Selon la lettre de mission du gouvernement, leur rôle sera également de faire un état des lieux de la jurisprudence dans ce type d’affaire et d’envisager des propositions dans la « perspective d’amélioration législative ou non ». Des parlementaires composeront cette instance de réflexion, comme Philippe Houillon (LR) et Dominique Raimbourg (PS), deux anciens présidents de la commission des Lois de l’Assemblée nationale. On trouvera également des magistrats ou encore des experts psychiatres.
Dans le cas précis de l’affaire Sarah Halimi, Nicole Belloubet n’a pas voulu commenter la décision de justice, au nom de la séparation des pouvoirs. Elle a surtout considéré qu’il serait « sage », avant de légiférer à nouveau, d’attendre la position de la Cour de cassation. Les parties civiles ont formé un pourvoi contre la décision de la Cour d’appel de Paris.

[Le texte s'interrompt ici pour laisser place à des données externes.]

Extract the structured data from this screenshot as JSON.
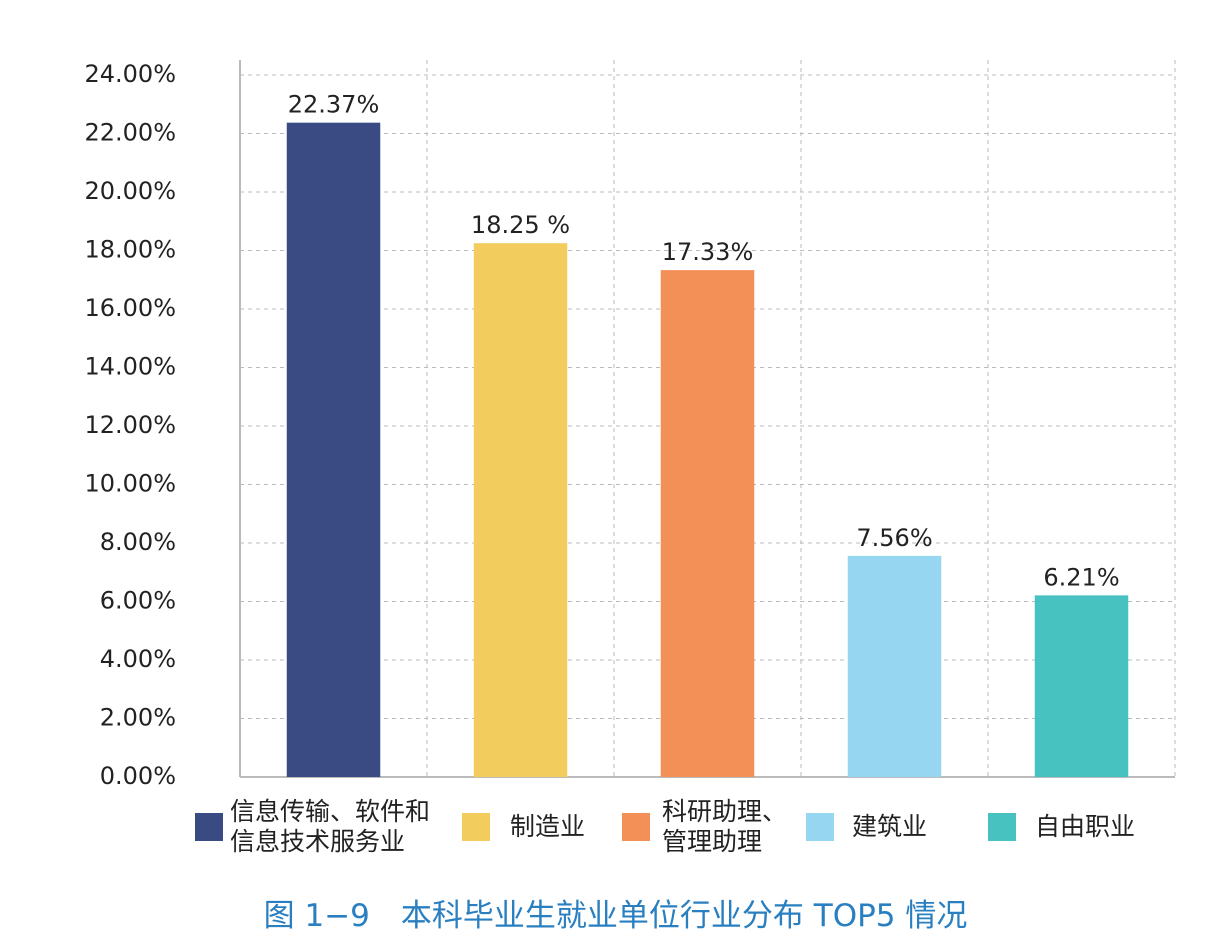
{
  "chart_data": {
    "type": "bar",
    "caption": "图 1−9　本科毕业生就业单位行业分布 TOP5 情况",
    "categories": [
      "信息传输、软件和信息技术服务业",
      "制造业",
      "科研助理、管理助理",
      "建筑业",
      "自由职业"
    ],
    "values": [
      22.37,
      18.25,
      17.33,
      7.56,
      6.21
    ],
    "value_labels": [
      "22.37%",
      "18.25 %",
      "17.33%",
      "7.56%",
      "6.21%"
    ],
    "colors": [
      "#3a4a82",
      "#f2cd5e",
      "#f39058",
      "#96d6f0",
      "#48c1c1"
    ],
    "ylim": [
      0,
      24
    ],
    "yticks": [
      {
        "value": 0,
        "label": "0.00%"
      },
      {
        "value": 2,
        "label": "2.00%"
      },
      {
        "value": 4,
        "label": "4.00%"
      },
      {
        "value": 6,
        "label": "6.00%"
      },
      {
        "value": 8,
        "label": "8.00%"
      },
      {
        "value": 10,
        "label": "10.00%"
      },
      {
        "value": 12,
        "label": "12.00%"
      },
      {
        "value": 14,
        "label": "14.00%"
      },
      {
        "value": 16,
        "label": "16.00%"
      },
      {
        "value": 18,
        "label": "18.00%"
      },
      {
        "value": 20,
        "label": "20.00%"
      },
      {
        "value": 22,
        "label": "22.00%"
      },
      {
        "value": 24,
        "label": "24.00%"
      }
    ],
    "grid": true
  }
}
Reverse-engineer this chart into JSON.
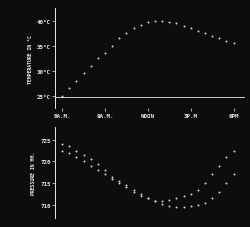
{
  "background_color": "#0d0d0d",
  "text_color": "#e8e8e8",
  "dot_color": "#d8d8d8",
  "temp_ylabel": "TEMPERATURE IN °C",
  "pressure_ylabel": "PRESSURE IN MM.",
  "x_labels": [
    "6A.M.",
    "9A.M.",
    "NOON",
    "3P.M",
    "6PM"
  ],
  "x_hours": [
    6,
    9,
    12,
    15,
    18
  ],
  "temp_yticks": [
    25,
    30,
    35,
    40
  ],
  "temp_ylabels": [
    "25°C",
    "30°C",
    "35°C",
    "40°C"
  ],
  "temp_ylim": [
    22.5,
    42.5
  ],
  "pressure_yticks": [
    710,
    715,
    720,
    725
  ],
  "pressure_ylabels": [
    "710",
    "715",
    "720",
    "725"
  ],
  "pressure_ylim": [
    707,
    728
  ],
  "temp_x": [
    6.0,
    6.5,
    7.0,
    7.5,
    8.0,
    8.5,
    9.0,
    9.5,
    10.0,
    10.5,
    11.0,
    11.5,
    12.0,
    12.5,
    13.0,
    13.5,
    14.0,
    14.5,
    15.0,
    15.5,
    16.0,
    16.5,
    17.0,
    17.5,
    18.0
  ],
  "temp_y": [
    25.0,
    26.5,
    28.0,
    29.5,
    31.0,
    32.5,
    33.5,
    35.0,
    36.5,
    37.5,
    38.5,
    39.2,
    39.8,
    40.0,
    40.0,
    39.8,
    39.5,
    39.0,
    38.5,
    38.0,
    37.5,
    37.0,
    36.5,
    36.0,
    35.5
  ],
  "pressure_outer_x": [
    6.0,
    6.5,
    7.0,
    7.5,
    8.0,
    8.5,
    9.0,
    9.5,
    10.0,
    10.5,
    11.0,
    11.5,
    12.0,
    12.5,
    13.0,
    13.5,
    14.0,
    14.5,
    15.0,
    15.5,
    16.0,
    16.5,
    17.0,
    17.5,
    18.0
  ],
  "pressure_outer_y": [
    724.0,
    723.5,
    722.5,
    721.5,
    720.5,
    719.5,
    718.0,
    716.5,
    715.5,
    714.5,
    713.5,
    712.5,
    711.5,
    710.8,
    710.2,
    709.8,
    709.5,
    709.5,
    709.8,
    710.0,
    710.5,
    711.5,
    713.0,
    715.0,
    717.0
  ],
  "pressure_inner_x": [
    6.0,
    6.5,
    7.0,
    7.5,
    8.0,
    8.5,
    9.0,
    9.5,
    10.0,
    10.5,
    11.0,
    11.5,
    12.0,
    12.5,
    13.0,
    13.5,
    14.0,
    14.5,
    15.0,
    15.5,
    16.0,
    16.5,
    17.0,
    17.5,
    18.0
  ],
  "pressure_inner_y": [
    722.5,
    722.0,
    721.0,
    720.0,
    719.0,
    718.0,
    717.0,
    716.0,
    715.0,
    714.0,
    713.0,
    712.0,
    711.5,
    711.0,
    711.0,
    711.2,
    711.5,
    712.0,
    712.5,
    713.5,
    715.0,
    717.0,
    719.0,
    721.0,
    722.5
  ]
}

La ministre rappelle que la réforme de 2008 a recherché un « équilibre » et a apporté des évolutions majeures dans le régime de l’irresponsabilité pénale. Celle-ci peut désormais être débattue publiquement devant la chambre de l’instruction. Des mesures de sûreté peuvent être décidées par le juge à l’encontre de l’auteur des faits. Et la justice peut reconnaître, malgré la déclaration d’irresponsabilité, qu’il existe cependant des charges suffisantes à l’encontre de l’accusé s’agissant des faits qui lui sont reprochés.

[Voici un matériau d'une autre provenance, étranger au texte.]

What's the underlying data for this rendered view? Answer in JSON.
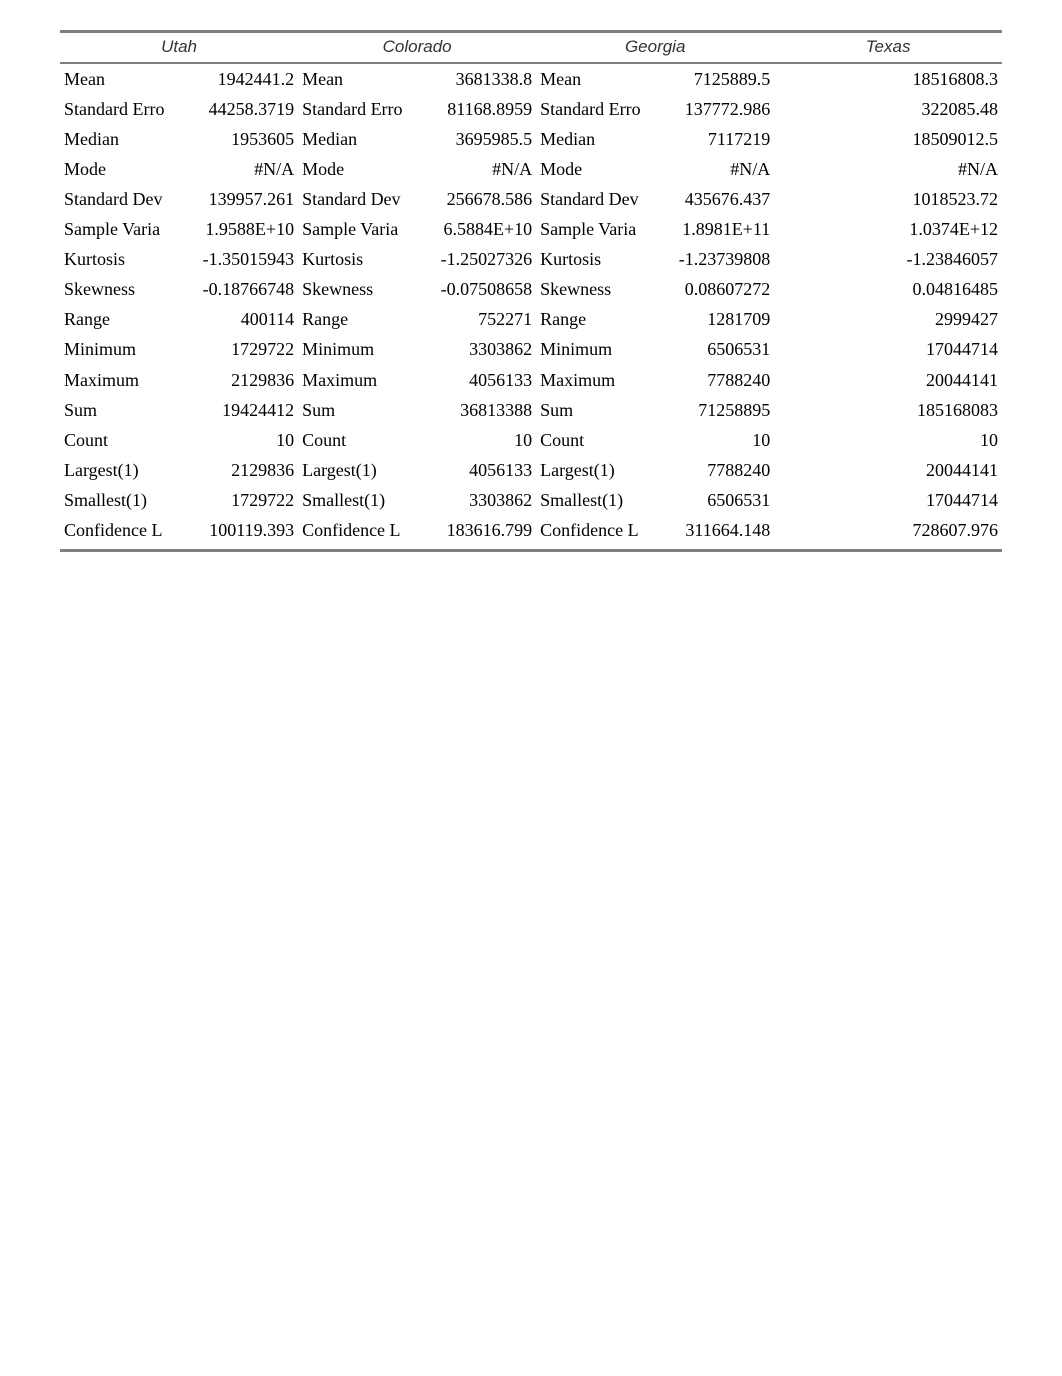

Le socialiste Jean-Pierre Sueur préconise une mission d’information au Sénat
Actuellement, les deux propositions de loi, du groupe UC et de LR, ne sont pas inscrites à l’ordre du jour, dans le cadre d’une niche parlementaire. Mais plusieurs groupes ont bien convenu qu’il fallait toucher au droit actuel avec « une main tremblante », comme l’avait souligné Robert Badinter. Ou plus loin de nous, Montesquieu.
Avant même l’annonce du gouvernement de former un groupe de travail, le socialiste Jean-Pierre Sueur a préconisé que la Haute assemblée se saisisse également du sujet sur un temps long. « Nous pensons qu’il ne serait pas inutile de mettre en œuvre au Sénat une mission d’information, avec beaucoup d’auditions, pour avancer sur ce sujet complexe. »

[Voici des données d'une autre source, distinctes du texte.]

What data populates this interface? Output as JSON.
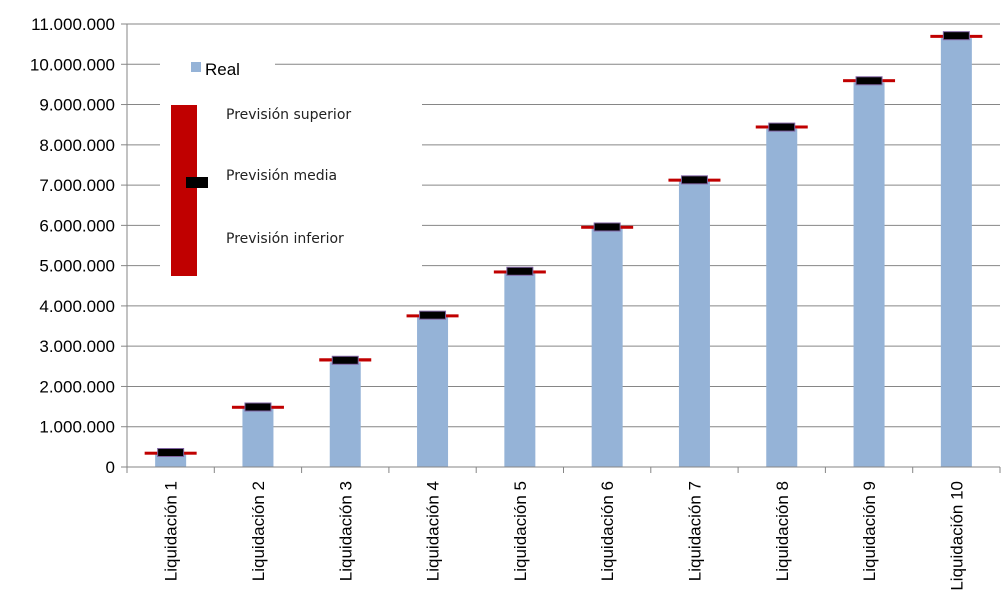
{
  "chart_data": {
    "type": "bar",
    "title": "",
    "xlabel": "",
    "ylabel": "",
    "ylim": [
      0,
      11000000
    ],
    "grid": true,
    "y_ticks": [
      0,
      1000000,
      2000000,
      3000000,
      4000000,
      5000000,
      6000000,
      7000000,
      8000000,
      9000000,
      10000000,
      11000000
    ],
    "y_tick_labels": [
      "0",
      "1.000.000",
      "2.000.000",
      "3.000.000",
      "4.000.000",
      "5.000.000",
      "6.000.000",
      "7.000.000",
      "8.000.000",
      "9.000.000",
      "10.000.000",
      "11.000.000"
    ],
    "categories": [
      "Liquidación 1",
      "Liquidación 2",
      "Liquidación 3",
      "Liquidación 4",
      "Liquidación 5",
      "Liquidación 6",
      "Liquidación 7",
      "Liquidación 8",
      "Liquidación 9",
      "Liquidación 10"
    ],
    "series": [
      {
        "name": "Real",
        "color": "#95b3d7",
        "values": [
          350000,
          1450000,
          2600000,
          3750000,
          4850000,
          5950000,
          7100000,
          8400000,
          9550000,
          10650000
        ]
      }
    ],
    "forecast": {
      "upper": [
        380000,
        1520000,
        2700000,
        3790000,
        4880000,
        5990000,
        7160000,
        8480000,
        9630000,
        10730000
      ],
      "middle": [
        360000,
        1490000,
        2650000,
        3770000,
        4860000,
        5960000,
        7130000,
        8440000,
        9590000,
        10710000
      ],
      "lower": [
        340000,
        1460000,
        2620000,
        3750000,
        4840000,
        5940000,
        7110000,
        8410000,
        9560000,
        10690000
      ],
      "range_color": "#c00000",
      "middle_color": "#000000"
    },
    "legend": {
      "placement": "top-left",
      "real_label": "Real",
      "upper_label": "Previsión superior",
      "middle_label": "Previsión media",
      "lower_label": "Previsión inferior"
    }
  }
}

S’exprimant au nom du groupe La République en marche, minoritaire au Sénat, le sénateur Thani Mohamed Soilihi a défendu la nécessité d’avoir une « approche globale » sur le sujet. Certains orateurs ont ainsi soulevé le problème de la psychiatrie. De ses manques criants de moyens. Et de ses frontières parfois « ténues » avec la délinquance. « On assiste à un déplacement de l’hôpital psychiatrique vers la prison. Plus de 20 % des personnes incarcérées sont atteintes de troubles psychotiques », s’est alarmée Sophie Joissains.
Un groupe de travail au Sénat, commun à la commission des Affaires sociales et à la commission des Lois, est d’ailleurs en cours. Coordonné par Jean Sol et Nathalie Delattre, il doit rendre ses conclusions et des préconisations en juin.